Risk management today goes far beyond protecting the balance sheet it is about building financial models that anticipate disruption, safeguard trust, and create resilience for the long term. At DHL Express India, compliance is not just a regulatory requirement; it is the cornerstone of our operational integrity and customer confidence.
The risks we navigate are increasingly multi-dimensional. On one hand, there are complexities in developing processes and systems while remaining compliant. On the other hand, risks extend into data privacy, trade documentation, and cybersecurity. For us, anticipating disruption means embedding these risks directly into financial planning and governance models, so that we do not simply react to issues but remain prepared for them.
We remain fully compliant with India’s Digital Personal Data Protection (DPDP) Act, and as a Europe-headquartered company, we have long adhered to GDPR standards.

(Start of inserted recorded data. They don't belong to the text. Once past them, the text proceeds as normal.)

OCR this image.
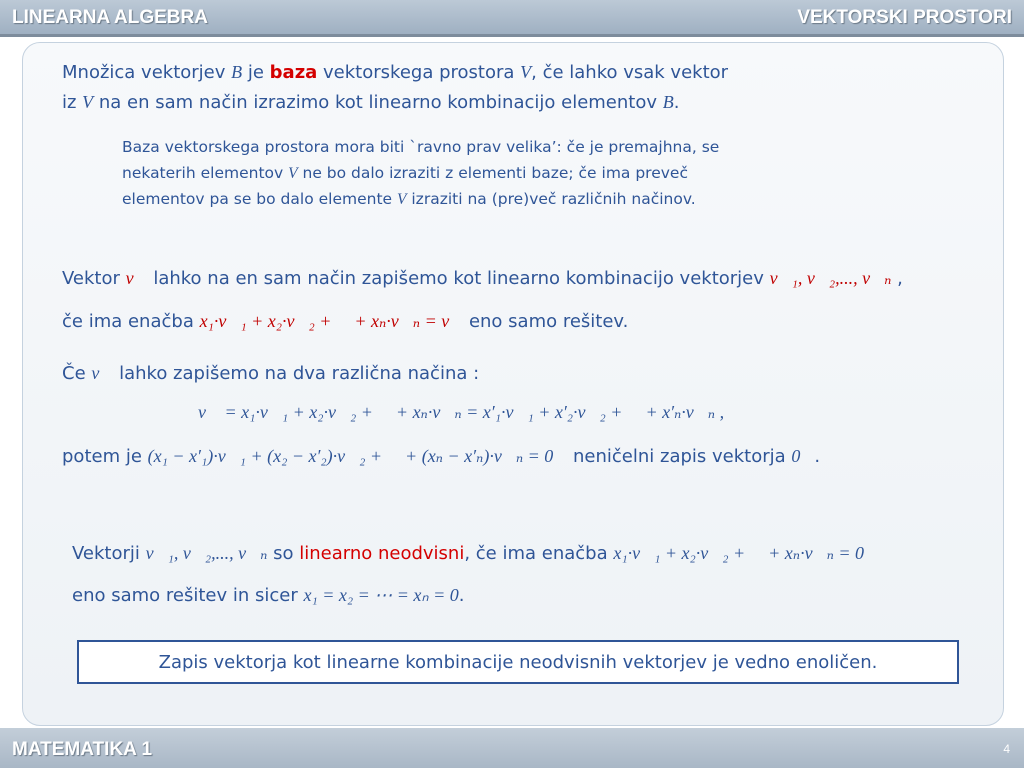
LINEARNA ALGEBRA	VEKTORSKI PROSTORI
Množica vektorjev B je baza vektorskega prostora V, če lahko vsak vektor
iz V na en sam način izrazimo kot linearno kombinacijo elementov B.
Baza vektorskega prostora mora biti `ravno prav velika’: če je premajhna, se
nekaterih elementov V ne bo dalo izraziti z elementi baze; če ima preveč
elementov pa se bo dalo elemente V izraziti na (pre)več različnih načinov.
Vektor v⃗ lahko na en sam način zapišemo kot linearno kombinacijo vektorjev v⃗₁, v⃗₂,..., v⃗ₙ ,
če ima enačba x₁·v⃗₁ + x₂·v⃗₂ + ⋯ + xₙ·v⃗ₙ = v⃗ eno samo rešitev.
Če v⃗ lahko zapišemo na dva različna načina :
v⃗ = x₁·v⃗₁ + x₂·v⃗₂ + ⋯ + xₙ·v⃗ₙ = x′₁·v⃗₁ + x′₂·v⃗₂ + ⋯ + x′ₙ·v⃗ₙ ,
potem je (x₁ − x′₁)·v⃗₁ + (x₂ − x′₂)·v⃗₂ + ⋯ + (xₙ − x′ₙ)·v⃗ₙ = 0⃗ neničelni zapis vektorja 0⃗.
Vektorji v⃗₁, v⃗₂,..., v⃗ₙ so linearno neodvisni, če ima enačba x₁·v⃗₁ + x₂·v⃗₂ + ⋯ + xₙ·v⃗ₙ = 0⃗
eno samo rešitev in sicer x₁ = x₂ = ⋯ = xₙ = 0.
Zapis vektorja kot linearne kombinacije neodvisnih vektorjev je vedno enoličen.
MATEMATIKA 1	4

This dual compliance framework ensures consistency across borders and reassures our customers that we handle their data in a compliant manner. To support this, we have a global, regional, and country-level Data Protection Organization, and a dedicated Data Protection Council made up of cross-functional representatives from commercial, HR, customer service, and other teams. These members are trained to process data responsibly, ensuring privacy norms are upheld across every interaction.
From a security perspective, our early adoption of electronic customer solutions allowed us to build robust safeguards like data encryption, firewalls, and ISO-certified global data centers. Beyond systems, we embed security into culture: every DHL Group employee undergoes regular mandatory training on data security and privacy, while compliance and data protection modules are integrated into our Certified International Specialist program. This ensures our workforce stays aligned with global best practices.

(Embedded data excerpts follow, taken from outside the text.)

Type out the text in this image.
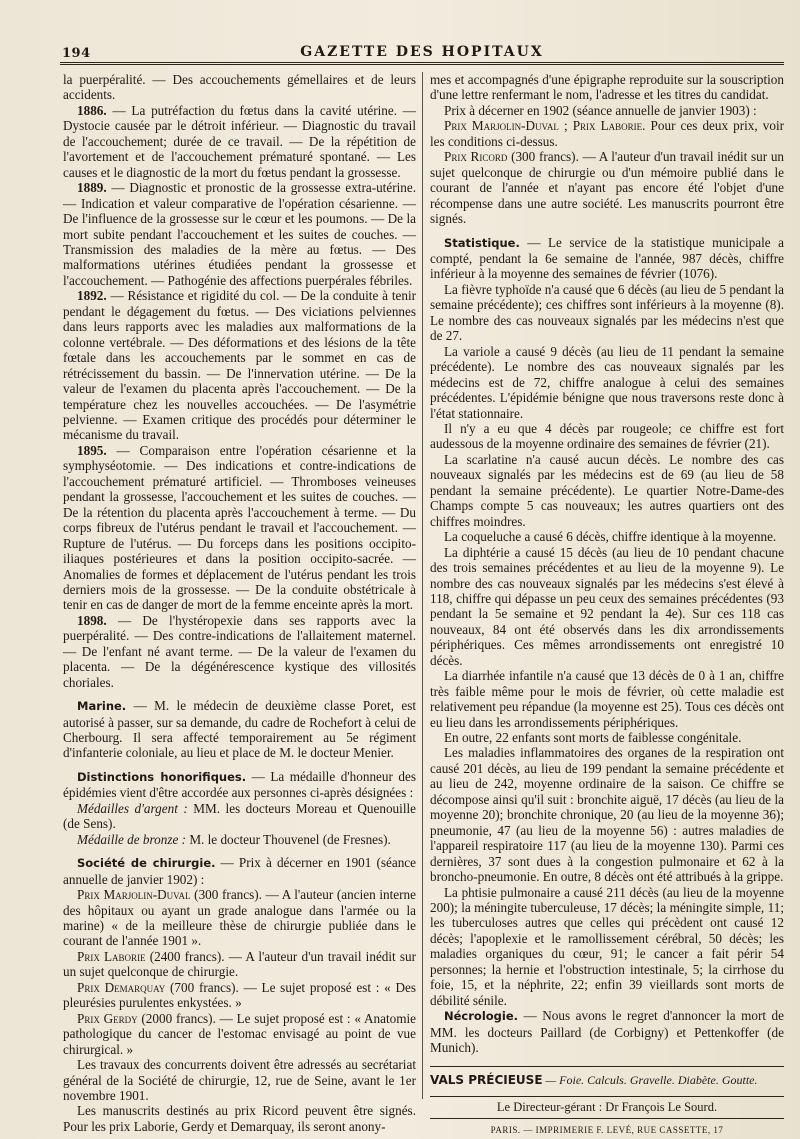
194	GAZETTE DES HOPITAUX

la puerpéralité. — Des accouchements gémellaires et de leurs accidents.

1886. — La putréfaction du fœtus dans la cavité utérine. — Dystocie causée par le détroit inférieur. — Diagnostic du travail de l'accouchement; durée de ce travail. — De la répétition de l'avortement et de l'accouchement prématuré spontané. — Les causes et le diagnostic de la mort du fœtus pendant la grossesse.

1889. — Diagnostic et pronostic de la grossesse extra-utérine. — Indication et valeur comparative de l'opération césarienne. — De l'influence de la grossesse sur le cœur et les poumons. — De la mort subite pendant l'accouchement et les suites de couches. — Transmission des maladies de la mère au fœtus. — Des malformations utérines étudiées pendant la grossesse et l'accouchement. — Pathogénie des affections puerpérales fébriles.

1892. — Résistance et rigidité du col. — De la conduite à tenir pendant le dégagement du fœtus. — Des viciations pelviennes dans leurs rapports avec les maladies aux malformations de la colonne vertébrale. — Des déformations et des lésions de la tête fœtale dans les accouchements par le sommet en cas de rétrécissement du bassin. — De l'innervation utérine. — De la valeur de l'examen du placenta après l'accouchement. — De la température chez les nouvelles accouchées. — De l'asymétrie pelvienne. — Examen critique des procédés pour déterminer le mécanisme du travail.

1895. — Comparaison entre l'opération césarienne et la symphyséotomie. — Des indications et contre-indications de l'accouchement prématuré artificiel. — Thromboses veineuses pendant la grossesse, l'accouchement et les suites de couches. — De la rétention du placenta après l'accouchement à terme. — Du corps fibreux de l'utérus pendant le travail et l'accouchement. — Rupture de l'utérus. — Du forceps dans les positions occipito-iliaques postérieures et dans la position occipito-sacrée. — Anomalies de formes et déplacement de l'utérus pendant les trois derniers mois de la grossesse. — De la conduite obstétricale à tenir en cas de danger de mort de la femme enceinte après la mort.

1898. — De l'hystéropexie dans ses rapports avec la puerpéralité. — Des contre-indications de l'allaitement maternel. — De l'enfant né avant terme. — De la valeur de l'examen du placenta. — De la dégénérescence kystique des villosités choriales.

Marine. — M. le médecin de deuxième classe Poret, est autorisé à passer, sur sa demande, du cadre de Rochefort à celui de Cherbourg. Il sera affecté temporairement au 5e régiment d'infanterie coloniale, au lieu et place de M. le docteur Menier.

Distinctions honorifiques. — La médaille d'honneur des épidémies vient d'être accordée aux personnes ci-après désignées :

Médailles d'argent : MM. les docteurs Moreau et Quenouille (de Sens).

Médaille de bronze : M. le docteur Thouvenel (de Fresnes).

Société de chirurgie. — Prix à décerner en 1901 (séance annuelle de janvier 1902) :

Prix Marjolin-Duval (300 francs). — A l'auteur (ancien interne des hôpitaux ou ayant un grade analogue dans l'armée ou la marine) « de la meilleure thèse de chirurgie publiée dans le courant de l'année 1901 ».

Prix Laborie (2400 francs). — A l'auteur d'un travail inédit sur un sujet quelconque de chirurgie.

Prix Demarquay (700 francs). — Le sujet proposé est : « Des pleurésies purulentes enkystées. »

Prix Gerdy (2000 francs). — Le sujet proposé est : « Anatomie pathologique du cancer de l'estomac envisagé au point de vue chirurgical. »

Les travaux des concurrents doivent être adressés au secrétariat général de la Société de chirurgie, 12, rue de Seine, avant le 1er novembre 1901.

Les manuscrits destinés au prix Ricord peuvent être signés. Pour les prix Laborie, Gerdy et Demarquay, ils seront anony-

mes et accompagnés d'une épigraphe reproduite sur la souscription d'une lettre renfermant le nom, l'adresse et les titres du candidat.

Prix à décerner en 1902 (séance annuelle de janvier 1903) :

Prix Marjolin-Duval ; Prix Laborie. Pour ces deux prix, voir les conditions ci-dessus.

Prix Ricord (300 francs). — A l'auteur d'un travail inédit sur un sujet quelconque de chirurgie ou d'un mémoire publié dans le courant de l'année et n'ayant pas encore été l'objet d'une récompense dans une autre société. Les manuscrits pourront être signés.

Statistique. — Le service de la statistique municipale a compté, pendant la 6e semaine de l'année, 987 décès, chiffre inférieur à la moyenne des semaines de février (1076).

La fièvre typhoïde n'a causé que 6 décès (au lieu de 5 pendant la semaine précédente); ces chiffres sont inférieurs à la moyenne (8). Le nombre des cas nouveaux signalés par les médecins n'est que de 27.

La variole a causé 9 décès (au lieu de 11 pendant la semaine précédente). Le nombre des cas nouveaux signalés par les médecins est de 72, chiffre analogue à celui des semaines précédentes. L'épidémie bénigne que nous traversons reste donc à l'état stationnaire.

Il n'y a eu que 4 décès par rougeole; ce chiffre est fort audessous de la moyenne ordinaire des semaines de février (21).

La scarlatine n'a causé aucun décès. Le nombre des cas nouveaux signalés par les médecins est de 69 (au lieu de 58 pendant la semaine précédente). Le quartier Notre-Dame-des Champs compte 5 cas nouveaux; les autres quartiers ont des chiffres moindres.

La coqueluche a causé 6 décès, chiffre identique à la moyenne.

La diphtérie a causé 15 décès (au lieu de 10 pendant chacune des trois semaines précédentes et au lieu de la moyenne 9). Le nombre des cas nouveaux signalés par les médecins s'est élevé à 118, chiffre qui dépasse un peu ceux des semaines précédentes (93 pendant la 5e semaine et 92 pendant la 4e). Sur ces 118 cas nouveaux, 84 ont été observés dans les dix arrondissements périphériques. Ces mêmes arrondissements ont enregistré 10 décès.

La diarrhée infantile n'a causé que 13 décès de 0 à 1 an, chiffre très faible même pour le mois de février, où cette maladie est relativement peu répandue (la moyenne est 25). Tous ces décès ont eu lieu dans les arrondissements périphériques.

En outre, 22 enfants sont morts de faiblesse congénitale.

Les maladies inflammatoires des organes de la respiration ont causé 201 décès, au lieu de 199 pendant la semaine précédente et au lieu de 242, moyenne ordinaire de la saison. Ce chiffre se décompose ainsi qu'il suit : bronchite aiguë, 17 décès (au lieu de la moyenne 20); bronchite chronique, 20 (au lieu de la moyenne 36); pneumonie, 47 (au lieu de la moyenne 56) : autres maladies de l'appareil respiratoire 117 (au lieu de la moyenne 130). Parmi ces dernières, 37 sont dues à la congestion pulmonaire et 62 à la broncho-pneumonie. En outre, 8 décès ont été attribués à la grippe.

La phtisie pulmonaire a causé 211 décès (au lieu de la moyenne 200); la méningite tuberculeuse, 17 décès; la méningite simple, 11; les tuberculoses autres que celles qui précèdent ont causé 12 décès; l'apoplexie et le ramollissement cérébral, 50 décès; les maladies organiques du cœur, 91; le cancer a fait périr 54 personnes; la hernie et l'obstruction intestinale, 5; la cirrhose du foie, 15, et la néphrite, 22; enfin 39 vieillards sont morts de débilité sénile.

Nécrologie. — Nous avons le regret d'annoncer la mort de MM. les docteurs Paillard (de Corbigny) et Pettenkoffer (de Munich).

VALS PRÉCIEUSE — Foie. Calculs. Gravelle. Diabète. Goutte.

Le Directeur-gérant : Dr François Le Sourd.

PARIS. — IMPRIMERIE F. LEVÉ, RUE CASSETTE, 17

Looking ahead, with data-driven finance expected to dominate decision-making, what new priorities will define the role of the logistics CFO over the next five?
The next five years as a defining period for finance leadership in logistics. The role will be shaped not just by capital efficiency but also by our ability to embed sustainability and data intelligence into every financial decision. CFOs are increasingly leveraging domestic credit, synthetic derivatives, and green financing tools such as ESG-linked loans to lower capital costs.
This becomes even more critical as India strengthens its role in global supply chains. Interestingly, according to a DBS report, 63 percent of Indian businesses view enabling ‘green initiatives and complying with green standards’ as a high priority. Additionally, in the same report, 63 percent also place equal emphasis on capital cost optimization. For us, these are not competing priorities; they go hand in hand.
The shift towards enabling ESG and sustainability compliance is another defining trend. Nearly 80 percent of Indian finance leaders today are tapping instruments like green bonds and ESG-linked loans, particularly in consumer and tech sectors where rising energy needs and investor scrutiny are high. India’s ESG debt market itself has reached cumulative issuance of USD 55.9 billion by the end of 2024, supported by stronger regulatory standards and improved disclosures. This creates a more credible, transparent landscape for sustainable finance, which directly supports DHL’s Strategy 2030 goals of decarbonization and sustainable growth.
The other change will be driven by data. As logistics CFOs, we are increasingly relying on data visualization, real-time monitoring, and predictive analytics to guide capital allocation and working capital efficiency. For me, this is about shifting finance from being backward-looking to being proactive and forward-looking anticipating risks, optimizing liquidity, and ensuring financial flexibility to support both growth and resilience.